Poi il cigolio riprese violento e il gemito si trasformò in un lungo interminabile urlo soffocato. Mercurio sembrava aver rinunciato per sempre al volo: sfiduciato, pareva essere sul punto di sedersi per l’eternità. Sobbalzai sulla poltrona: l’urlo si stava articolando: incitava l’uomo a distruggerla. Si sentivano dei colpi tremendi, corpi che si contorcevano e si scioglievano fra i muscoli. la voce della donna gemente pareva uscisse da tutti gli angoli della stanza. Era lei che aveva preso a condurre la danza frenetica. la giga stava trasformandosi in una sarabanda tumultuosa. la voce dell’uomo si sollevò dal caos per chiamarla come un demente: lei gli fece eco dalla profondità di un mondo senza tempo. Poi riprese a urlare come una furia e lui rantolava succhiandole la carne. Dopo un lungo silenzio la voce di Teresa limpida e scorrevole lo chiamò alla vita. Le rispose una voce rozza, incolta, dialettale, senile. poi il rumore d’un viscido bacio li riportò entrambi alla superficie.
I fianchi di Teresa mi sfiorarono passandomi accanto: sussultai e la salutai vagamente; si voltò per salutarmi gaia e alacre. Mi rituffai a osservare i miei vermi che guizzavano allegri e disinvolti. Erano planarie giovani che qualche tempo prima avevano divorato le più anziane assorbendo, coi loro corpi, anche la loro cultura che, attraverso condizionamento, aveva loro appreso.

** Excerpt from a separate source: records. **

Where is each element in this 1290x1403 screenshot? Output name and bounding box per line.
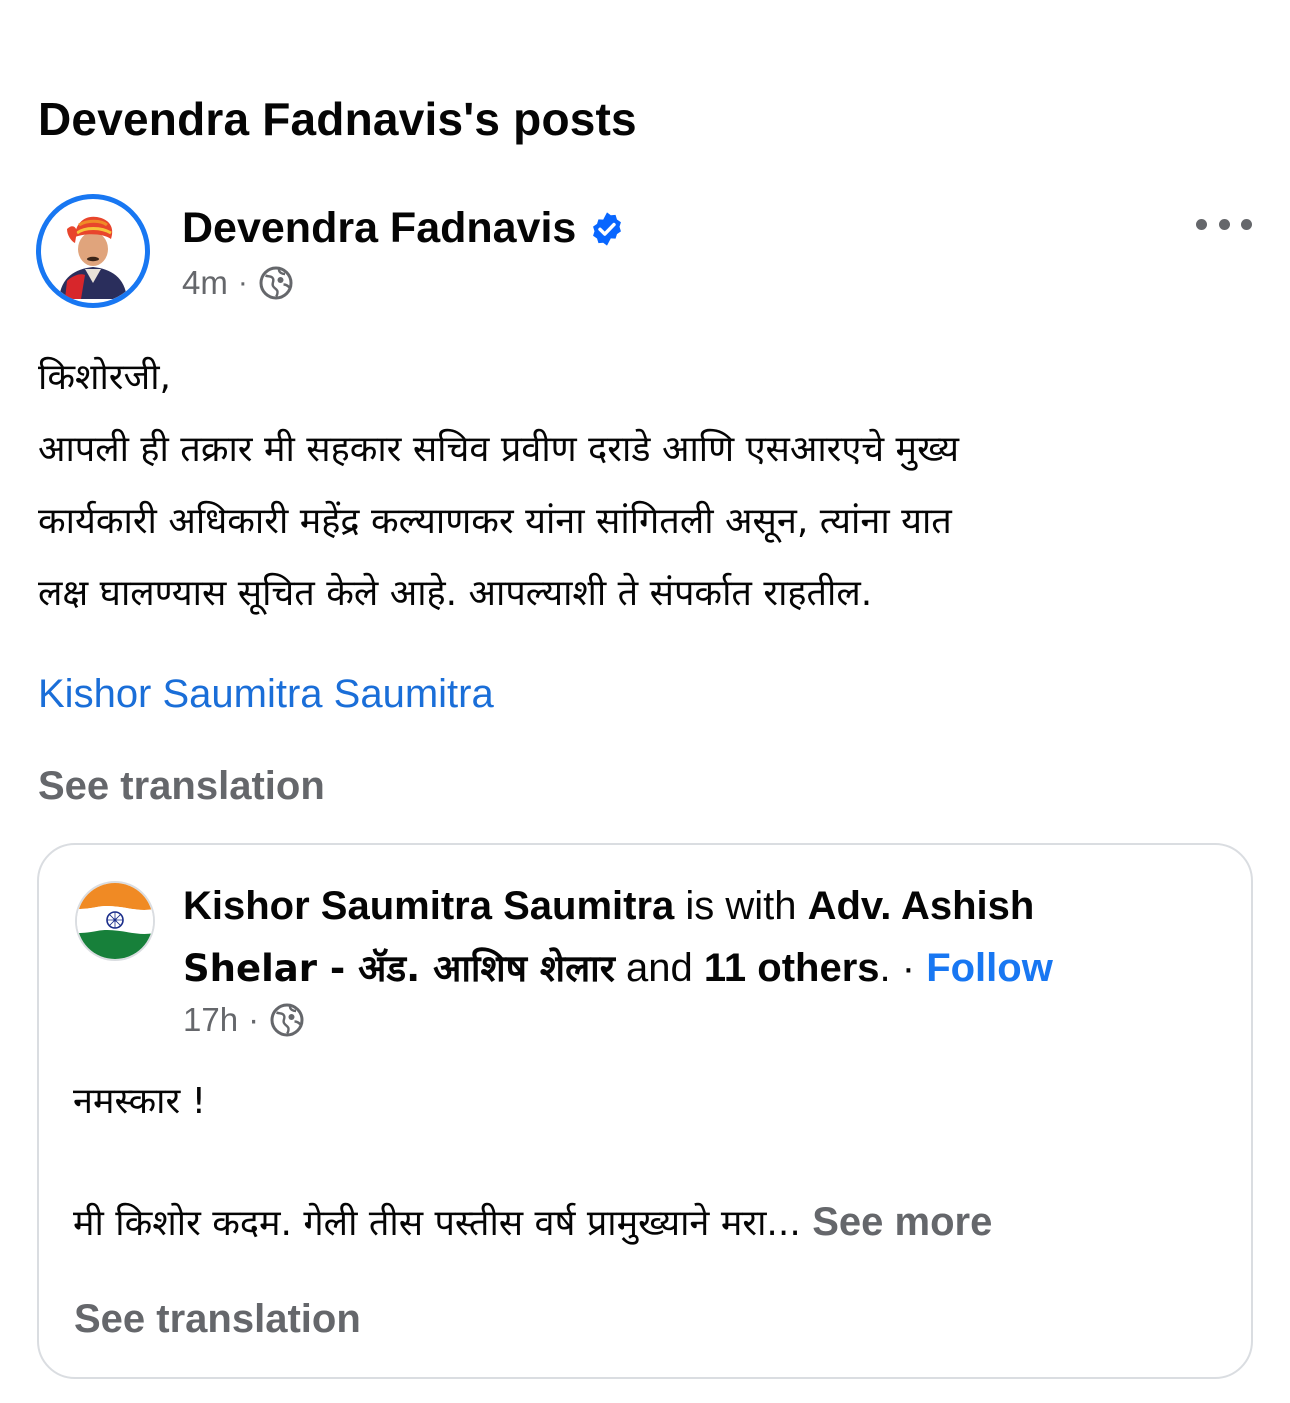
globe-icon xyxy=(258,265,294,301)
see-more-button[interactable]: See more xyxy=(812,1200,992,1244)
post-body-line: किशोरजी, xyxy=(38,357,171,398)
previous-content-cutoff xyxy=(130,0,950,12)
post-author: Devendra Fadnavis xyxy=(182,204,626,253)
india-flag-icon[interactable] xyxy=(75,881,155,961)
post-meta: 4m · xyxy=(182,264,294,302)
shared-greeting: नमस्कार ! xyxy=(73,1081,207,1122)
tagged-person[interactable]: Adv. Ashish xyxy=(808,884,1035,928)
shared-excerpt-line: मी किशोर कदम. गेली तीस पस्तीस वर्ष प्राम… xyxy=(73,1197,992,1246)
see-translation-button[interactable]: See translation xyxy=(38,764,325,809)
post-body-line: कार्यकारी अधिकारी महेंद्र कल्याणकर यांना… xyxy=(38,501,952,542)
meta-separator: · xyxy=(237,266,248,299)
and-text: and xyxy=(614,946,704,990)
meta-separator: · xyxy=(248,1001,260,1038)
shared-see-translation-button[interactable]: See translation xyxy=(74,1297,361,1342)
shared-excerpt: मी किशोर कदम. गेली तीस पस्तीस वर्ष प्राम… xyxy=(73,1203,801,1244)
post-body: किशोरजी, आपली ही तक्रार मी सहकार सचिव प्… xyxy=(38,342,1258,630)
author-name[interactable]: Devendra Fadnavis xyxy=(182,204,576,253)
shared-post-meta: 17h · xyxy=(183,1001,305,1039)
shared-post-header: Kishor Saumitra Saumitra is with Adv. As… xyxy=(183,875,1193,1000)
post-time[interactable]: 4m xyxy=(182,264,228,302)
separator-text: . · xyxy=(879,946,927,990)
profile-photo xyxy=(45,203,141,299)
shared-post-time[interactable]: 17h xyxy=(183,1001,238,1039)
is-with-text: is with xyxy=(674,884,808,928)
tagged-person-cont[interactable]: Shelar - ॲड. आशिष शेलार xyxy=(183,947,615,990)
more-options-icon[interactable] xyxy=(1196,212,1252,236)
section-title: Devendra Fadnavis's posts xyxy=(38,93,637,145)
shared-author-name[interactable]: Kishor Saumitra Saumitra xyxy=(183,884,674,928)
shared-post-card[interactable]: Kishor Saumitra Saumitra is with Adv. As… xyxy=(37,843,1253,1379)
mention-link[interactable]: Kishor Saumitra Saumitra xyxy=(38,672,494,717)
tagged-others[interactable]: 11 others xyxy=(704,946,880,990)
author-avatar[interactable] xyxy=(36,194,150,308)
globe-icon xyxy=(269,1002,305,1038)
post-body-line: लक्ष घालण्यास सूचित केले आहे. आपल्याशी त… xyxy=(38,573,873,614)
verified-badge-icon xyxy=(588,210,626,248)
post-body-line: आपली ही तक्रार मी सहकार सचिव प्रवीण दराड… xyxy=(38,429,960,470)
follow-button[interactable]: Follow xyxy=(926,946,1053,990)
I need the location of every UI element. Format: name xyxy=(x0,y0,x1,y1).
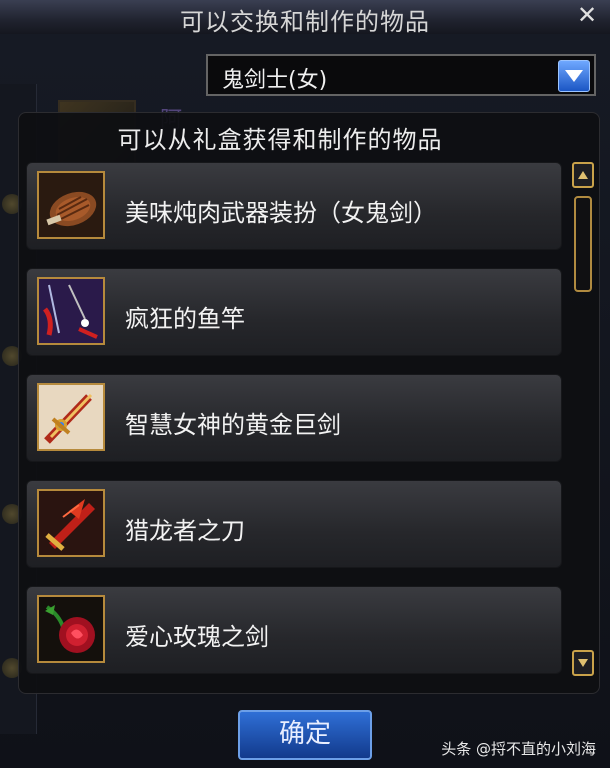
list-item[interactable]: 智慧女神的黄金巨剑 xyxy=(26,374,562,462)
golden-greatsword-icon xyxy=(37,383,105,451)
popup-title: 可以从礼盒获得和制作的物品 xyxy=(117,126,443,154)
list-item[interactable]: 爱心玫瑰之剑 xyxy=(26,586,562,674)
rose-sword-icon xyxy=(37,595,105,663)
stew-meat-icon xyxy=(37,171,105,239)
item-name: 疯狂的鱼竿 xyxy=(125,305,245,333)
scrollbar-thumb[interactable] xyxy=(574,196,592,292)
window-title: 可以交换和制作的物品 xyxy=(180,8,430,36)
list-item[interactable]: 美味炖肉武器装扮（女鬼剑） xyxy=(26,162,562,250)
class-select-value: 鬼剑士(女) xyxy=(222,68,328,93)
item-name: 爱心玫瑰之剑 xyxy=(125,623,269,651)
close-button[interactable]: ✕ xyxy=(574,2,600,28)
watermark: 头条 @捋不直的小刘海 xyxy=(441,740,596,758)
item-name: 猎龙者之刀 xyxy=(125,517,245,545)
scroll-up-button[interactable] xyxy=(572,162,594,188)
item-name: 美味炖肉武器装扮（女鬼剑） xyxy=(125,199,437,227)
fishing-rod-icon xyxy=(37,277,105,345)
confirm-button[interactable]: 确定 xyxy=(238,710,372,760)
list-item[interactable]: 猎龙者之刀 xyxy=(26,480,562,568)
list-item[interactable]: 疯狂的鱼竿 xyxy=(26,268,562,356)
chevron-down-icon[interactable] xyxy=(558,60,590,92)
scroll-down-button[interactable] xyxy=(572,650,594,676)
item-name: 智慧女神的黄金巨剑 xyxy=(125,411,341,439)
scrollbar[interactable] xyxy=(572,162,596,678)
title-bar: 可以交换和制作的物品 ✕ xyxy=(0,0,610,36)
class-select-dropdown[interactable]: 鬼剑士(女) xyxy=(206,54,596,96)
dragon-hunter-blade-icon xyxy=(37,489,105,557)
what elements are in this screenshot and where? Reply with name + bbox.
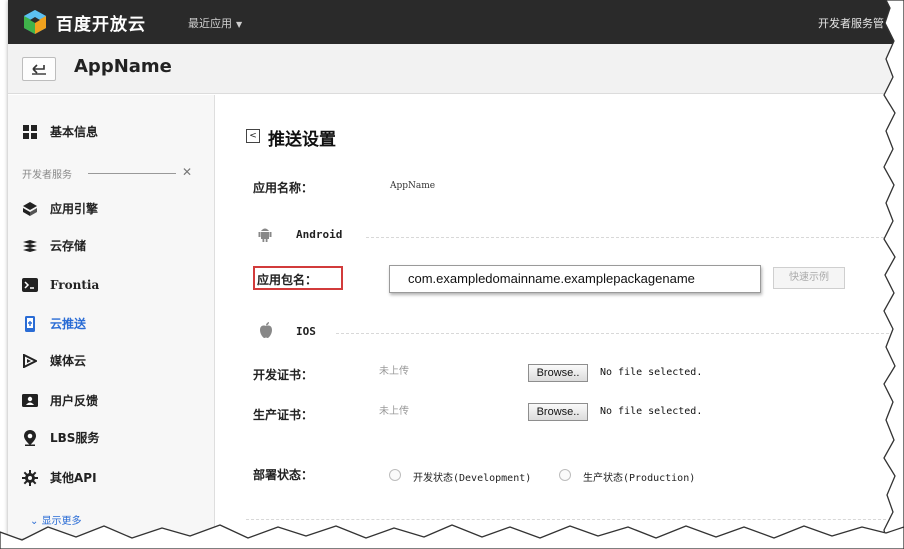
recent-apps-label: 最近应用	[188, 17, 232, 30]
app-window: 百度开放云 最近应用 ▼ 开发者服务管 AppName 基本信息 开发者服务 ✕	[8, 0, 894, 538]
cloud-push-icon	[22, 315, 38, 332]
page-title: 推送设置	[268, 130, 336, 150]
developer-service-menu[interactable]: 开发者服务管	[818, 15, 884, 31]
top-navigation-bar: 百度开放云 最近应用 ▼ 开发者服务管	[8, 0, 894, 44]
gear-icon	[22, 469, 38, 486]
sidebar-item-label: LBS服务	[50, 431, 100, 445]
brand-name: 百度开放云	[56, 14, 146, 35]
cloud-storage-icon	[22, 238, 38, 254]
prod-cert-status: 未上传	[379, 406, 409, 417]
sidebar-item-label: 其他API	[50, 471, 97, 485]
title-back-button[interactable]: <	[246, 129, 260, 143]
dev-cert-label: 开发证书：	[253, 368, 314, 382]
prod-mode-label[interactable]: 生产状态(Production)	[583, 469, 695, 484]
brand-logo[interactable]: 百度开放云	[22, 9, 146, 35]
sidebar-item-frontia[interactable]: Frontia	[22, 277, 99, 293]
chevron-down-icon: ⌄	[30, 516, 42, 527]
divider	[336, 333, 894, 334]
recent-apps-dropdown[interactable]: 最近应用 ▼	[188, 15, 242, 31]
show-more-link[interactable]: ⌄ 显示更多	[30, 512, 82, 527]
sidebar-item-label: 云存储	[50, 239, 87, 253]
android-section-label: Android	[296, 228, 343, 241]
caret-down-icon: ▼	[236, 20, 243, 29]
sidebar-item-label: 媒体云	[50, 354, 87, 368]
divider	[246, 519, 886, 520]
sidebar-item-user-feedback[interactable]: 用户反馈	[22, 392, 98, 409]
app-name-value: AppName	[390, 181, 436, 191]
android-icon	[258, 228, 272, 242]
sidebar-item-label: 用户反馈	[50, 394, 99, 408]
prod-cert-browse-button[interactable]: Browse..	[528, 403, 588, 421]
app-engine-icon	[22, 201, 38, 217]
tools-icon[interactable]: ✕	[182, 165, 192, 179]
dev-mode-label[interactable]: 开发状态(Development)	[413, 469, 531, 484]
sidebar-item-basic-info[interactable]: 基本信息	[22, 123, 98, 140]
dev-mode-radio[interactable]	[389, 469, 401, 481]
app-header: AppName	[8, 44, 894, 94]
sidebar-item-other-api[interactable]: 其他API	[22, 469, 97, 486]
frontia-icon	[22, 277, 38, 293]
main-content: < 推送设置 应用名称： AppName Android 应用包名： com.e…	[216, 95, 894, 538]
user-feedback-icon	[22, 393, 38, 409]
sidebar-item-media-cloud[interactable]: 媒体云	[22, 352, 86, 369]
divider	[88, 173, 176, 174]
prod-cert-label: 生产证书：	[253, 408, 314, 422]
app-name-label: 应用名称：	[253, 181, 314, 195]
dev-cert-status: 未上传	[379, 366, 409, 377]
dev-cert-browse-button[interactable]: Browse..	[528, 364, 588, 382]
media-cloud-icon	[22, 353, 38, 369]
sidebar: 基本信息 开发者服务 ✕ 应用引擎 云存储 Frontia 云推送 媒体云 用户…	[8, 95, 215, 538]
sidebar-item-label: 应用引擎	[50, 202, 99, 216]
return-arrow-icon	[32, 64, 46, 75]
package-name-input[interactable]: com.exampledomainname.examplepackagename	[389, 265, 761, 293]
app-name-title: AppName	[74, 56, 172, 77]
show-more-label: 显示更多	[41, 516, 82, 527]
package-name-label: 应用包名：	[257, 273, 318, 287]
sidebar-item-cloud-storage[interactable]: 云存储	[22, 237, 86, 254]
sidebar-item-label: 基本信息	[50, 125, 99, 139]
location-pin-icon	[22, 429, 38, 446]
deploy-status-label: 部署状态：	[253, 468, 314, 482]
cube-logo-icon	[24, 10, 46, 34]
sidebar-item-label: 云推送	[50, 317, 87, 331]
quick-example-button[interactable]: 快速示例	[773, 267, 845, 289]
ios-section-label: IOS	[296, 325, 316, 338]
sidebar-item-lbs[interactable]: LBS服务	[22, 429, 99, 446]
sidebar-item-app-engine[interactable]: 应用引擎	[22, 200, 98, 217]
divider	[366, 237, 894, 238]
prod-cert-file-status: No file selected.	[600, 406, 703, 417]
dev-cert-file-status: No file selected.	[600, 367, 703, 378]
grid-icon	[22, 124, 38, 140]
back-button[interactable]	[22, 57, 56, 81]
sidebar-item-cloud-push[interactable]: 云推送	[22, 315, 86, 332]
apple-icon	[260, 322, 272, 338]
sidebar-item-label: Frontia	[50, 278, 100, 292]
prod-mode-radio[interactable]	[559, 469, 571, 481]
sidebar-group-label: 开发者服务	[22, 170, 72, 181]
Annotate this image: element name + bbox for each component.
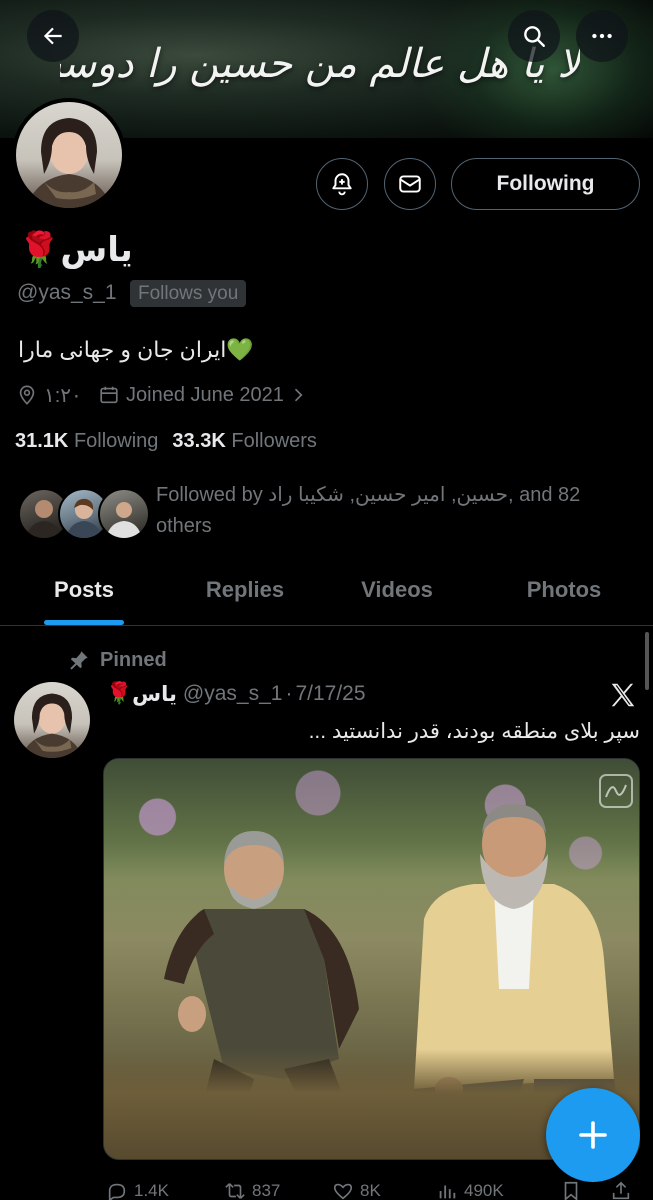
followed-by-avatars[interactable]: [18, 488, 150, 542]
compose-post-button[interactable]: [546, 1088, 640, 1182]
post-author-avatar[interactable]: [14, 682, 90, 758]
post-media-image[interactable]: [103, 758, 640, 1160]
search-button[interactable]: [508, 10, 560, 62]
location: ۱:۲۰: [16, 380, 82, 410]
tab-posts[interactable]: Posts: [36, 558, 132, 624]
arrow-left-icon: [43, 27, 62, 45]
views-chart-icon: [439, 1185, 456, 1199]
followed-by-text[interactable]: Followed by حسین, امیر حسین, شکیبا راد, …: [156, 480, 636, 542]
notification-bell-button[interactable]: [316, 158, 368, 210]
post-text: سپر بلای منطقه بودند، قدر ندانستید ...: [308, 720, 640, 743]
location-text: ۱:۲۰: [44, 384, 82, 407]
post-author-name[interactable]: یاس: [132, 682, 177, 707]
repost-button[interactable]: 837: [224, 1180, 280, 1200]
watermark-logo: [599, 774, 633, 808]
calendar-icon: [100, 386, 118, 404]
repost-count: 837: [252, 1181, 281, 1200]
reply-icon: [108, 1183, 126, 1200]
tab-replies[interactable]: Replies: [190, 558, 300, 624]
like-button[interactable]: 8K: [332, 1180, 381, 1200]
pinned-text: Pinned: [100, 648, 167, 671]
back-button[interactable]: [27, 10, 79, 62]
bookmark-button[interactable]: [560, 1180, 582, 1200]
follow-stats: 31.1K Following 33.3K Followers: [15, 428, 317, 454]
x-logo-icon: [611, 683, 635, 707]
envelope-icon: [399, 175, 421, 193]
user-handle: @yas_s_1: [17, 281, 117, 304]
followers-count: 33.3K: [172, 430, 226, 452]
follows-you-badge: Follows you: [130, 280, 247, 307]
heart-icon: [333, 1183, 353, 1200]
views-count: 490K: [464, 1181, 504, 1200]
name-emoji: 🌹: [18, 231, 61, 269]
share-icon: [612, 1181, 630, 1200]
post-author-emoji: 🌹: [106, 682, 133, 705]
profile-tabs: Posts Replies Videos Photos: [0, 558, 653, 626]
following-label: Following: [73, 430, 159, 452]
more-horizontal-icon: [592, 33, 612, 39]
share-button[interactable]: [610, 1180, 632, 1200]
location-pin-icon: [19, 385, 35, 405]
name-text: یاس: [60, 231, 133, 269]
reply-count: 1.4K: [134, 1181, 169, 1200]
join-date[interactable]: Joined June 2021: [98, 380, 308, 410]
profile-bio: ایران جان و جهانی مارا💚: [18, 337, 254, 362]
following-link[interactable]: 31.1K Following: [15, 430, 158, 452]
reply-button[interactable]: 1.4K: [106, 1180, 169, 1200]
tab-photos[interactable]: Photos: [508, 558, 620, 624]
post-author-handle[interactable]: @yas_s_1: [183, 682, 283, 706]
join-date-text: Joined June 2021: [126, 383, 284, 406]
following-button[interactable]: Following: [451, 158, 640, 210]
post-actions: 1.4K 837 8K 490K: [100, 1176, 640, 1200]
more-button[interactable]: [576, 10, 628, 62]
search-icon: [524, 26, 545, 47]
post-header: 🌹 یاس @yas_s_1 · 7/17/25: [106, 678, 366, 710]
repost-icon: [225, 1183, 245, 1199]
avatar: [98, 488, 150, 540]
profile-avatar[interactable]: [12, 98, 126, 212]
active-tab-indicator: [44, 620, 124, 625]
following-count: 31.1K: [15, 430, 69, 452]
plus-icon: [579, 1121, 607, 1149]
pin-icon: [70, 651, 88, 670]
followers-link[interactable]: 33.3K Followers: [172, 430, 317, 452]
like-count: 8K: [360, 1181, 381, 1200]
post-separator: ·: [285, 682, 293, 705]
followers-label: Followers: [231, 430, 317, 452]
bookmark-icon: [564, 1181, 578, 1200]
tab-videos[interactable]: Videos: [345, 558, 449, 624]
chevron-right-icon: [294, 388, 303, 402]
views-button[interactable]: 490K: [436, 1180, 504, 1200]
banner-calligraphy: لا یا هل عالم من حسین را دوست دارم: [60, 41, 580, 87]
avatar-image: [16, 102, 122, 208]
message-button[interactable]: [384, 158, 436, 210]
pinned-label: Pinned: [68, 646, 167, 674]
post-date[interactable]: 7/17/25: [295, 682, 365, 706]
display-name: 🌹یاس: [18, 228, 133, 272]
scrollbar[interactable]: [645, 632, 649, 690]
bell-plus-icon: [332, 173, 352, 196]
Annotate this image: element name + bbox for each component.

Guizzavano le natiche di Teresa, guizzavano come questi felici e condizionati cannibali che avevano introiettato, attraverso la digestione e l’assimilazione, i loro più anziani ed esperti compagni e insieme alla carne, la loro memoria e la loro personalità. Il polpaccio di Teresa era appena scomparso dietro il tavolo e, ripidissimo, mi folgorò il parallelismo dei processi. Anche Teresa si era cibata di quell’uomo, lo aveva succhiato e introiettato, se lo era digerito nella copula e poi lo aveva assimilato. le sue cellule nervose avevano operato il trasferimento della cultura erotica di quell’uomo dentro se stessa: la facoltà mnemonica di Teresa aveva non solo acquisito tutte le nozioni dell’atto sessuale ma in più aveva anche assimilato, attraverso il transfert della memoria, anche tutte le informazioni che il corpo di quell’uomo le aveva fornito. Il suo corpo ora più sapiente che mai era da poco scomparso, ma le mie planarie rimanevano lì, sotto i miei occhi, a ricordarmi le leggi ineluttabili della materia e della vita. Quanta parte di quell’uomo era definitivamente penetrata dentro di lei, fino a che punto lo aveva assorbito? Per conoscere qualcosa di più, era evidente, dovevo continuare a studiare le mie planarie per cercare di capire qualcosa di più della “mia” donna. Una più approfondita conoscenza dei vermi mi avrebbe aiutato a “capire” meglio il cosiddetto spirito di teresa. Il futuro rapporto fra me e lei diventava da quel momento un problema scientifico. Il divenire della planaria mi avrebbe dato la chiave per interpretare l’enigma della nostra vita futura.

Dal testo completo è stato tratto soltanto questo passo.